Being able to set their payment schedule to weekly, or to be able to pull out funds for every day that they’ve worked in a recent cycle, he noted, can make a huge difference to workers. It keeps them off expensive debt, like credit cards or worse, and they have data accessible to them that really no one else does.
Since Gusto is connected to the employee’s bank account, it knows when a worker was last paid and how much they earn. None of that is hypothetical to Gusto — it’s just data the firm contains. The customer who wants to be paid early, Reeves noted, is a very known commodity.
However, it’s not the liquidly of the employee with which Gusto is most concerned, but the liquidity of the employer. It’s the employer that Gusto is underwriting, to which the funds are being fronted so as to pay the employee.
The risk it is managing is that the employer won’t make payroll — which can happen. Unlike enterprise-level players, small businesses can disappear quickly, and firms can go bankrupt between pay periods. The employer that teams to suss out that risk, Reeves said, and Gusto’s rollout of FlexPay arrangements is still very much on a business-by-business basis.
That footprint is expanding, he noted, and is a core service that will eventually be part of supporting a larger constellation of financial management tools for workers.
“The early feedback on this has been amazing, because we are actually seeing customers shying away from expensive debt use and reporting much greater peace of mind because they have it,” Reeves said. “For us, what is really next is building out Gusto’s products so they are more active in giving recommendations on things, like saving and creating a 401(k) account.”
The goal, he added, is to help push customers toward greater “personal prosperity” and let them have better ability to individually navigate their financial future.

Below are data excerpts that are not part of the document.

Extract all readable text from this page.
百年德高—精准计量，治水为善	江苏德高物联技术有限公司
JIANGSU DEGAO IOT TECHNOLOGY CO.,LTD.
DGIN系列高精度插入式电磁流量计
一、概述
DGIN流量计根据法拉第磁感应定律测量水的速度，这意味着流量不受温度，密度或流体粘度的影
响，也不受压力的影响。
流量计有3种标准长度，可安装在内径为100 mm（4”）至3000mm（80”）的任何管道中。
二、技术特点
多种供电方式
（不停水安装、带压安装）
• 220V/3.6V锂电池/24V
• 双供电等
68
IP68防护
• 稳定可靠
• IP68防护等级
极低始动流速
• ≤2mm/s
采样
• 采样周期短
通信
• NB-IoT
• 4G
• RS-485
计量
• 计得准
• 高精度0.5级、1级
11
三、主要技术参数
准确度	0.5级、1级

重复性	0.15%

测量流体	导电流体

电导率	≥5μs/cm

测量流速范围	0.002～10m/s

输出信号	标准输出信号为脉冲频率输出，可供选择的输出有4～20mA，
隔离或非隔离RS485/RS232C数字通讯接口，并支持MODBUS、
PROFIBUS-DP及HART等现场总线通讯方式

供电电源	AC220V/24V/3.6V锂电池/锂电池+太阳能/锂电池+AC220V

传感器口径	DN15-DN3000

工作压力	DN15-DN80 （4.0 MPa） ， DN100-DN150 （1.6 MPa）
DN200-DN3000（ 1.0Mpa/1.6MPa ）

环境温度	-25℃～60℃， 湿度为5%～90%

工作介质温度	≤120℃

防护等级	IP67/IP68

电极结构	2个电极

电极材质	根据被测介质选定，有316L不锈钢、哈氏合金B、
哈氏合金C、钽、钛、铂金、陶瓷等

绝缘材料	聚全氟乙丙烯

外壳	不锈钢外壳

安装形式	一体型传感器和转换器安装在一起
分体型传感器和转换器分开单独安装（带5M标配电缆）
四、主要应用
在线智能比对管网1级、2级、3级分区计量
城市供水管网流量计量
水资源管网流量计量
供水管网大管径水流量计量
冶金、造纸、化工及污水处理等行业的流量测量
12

Being directly connected to their payroll-income stream makes it that much easier to offer them advice that is customized and relevant.
Today, Reeves noted, Gusto serves about 1 percent of the payroll market — so the goal, unsurprisingly, is growth. To that end, the firm has just raised $140 million in a round led T. Rowe Price Associates, Y Combinator Continuity and General Catalyst. The biggest bucket for those funds will be R&D.
Gusto is also looking to both grow its geographic footprint and the size of firms it is able to serve. The one-to-100 range is big, Reeves noted, but Gusto is ready to service firms that are even larger and have more complex payroll challenges.
Other than that? Reeves noted that this funding round was unique in that Gusto looked for both private and public side investors, because it believes an initial public offering (IPO) is in its not-so-distant future, which means the time to start building those connections is now.
More than connections, he said, what Gusto is really looking to build is capacity — and to build an increasingly robust service that can be scaled to a wider range of consumers. It’s a lot to do, he told Webster, but for an engineer at heart, this is the fun part of the business.
“Fundraising is not the thing we celebrate. Having the ability via that capital raised, so that we can achieve our goals, is what’s worth celebrating,” said Reeves.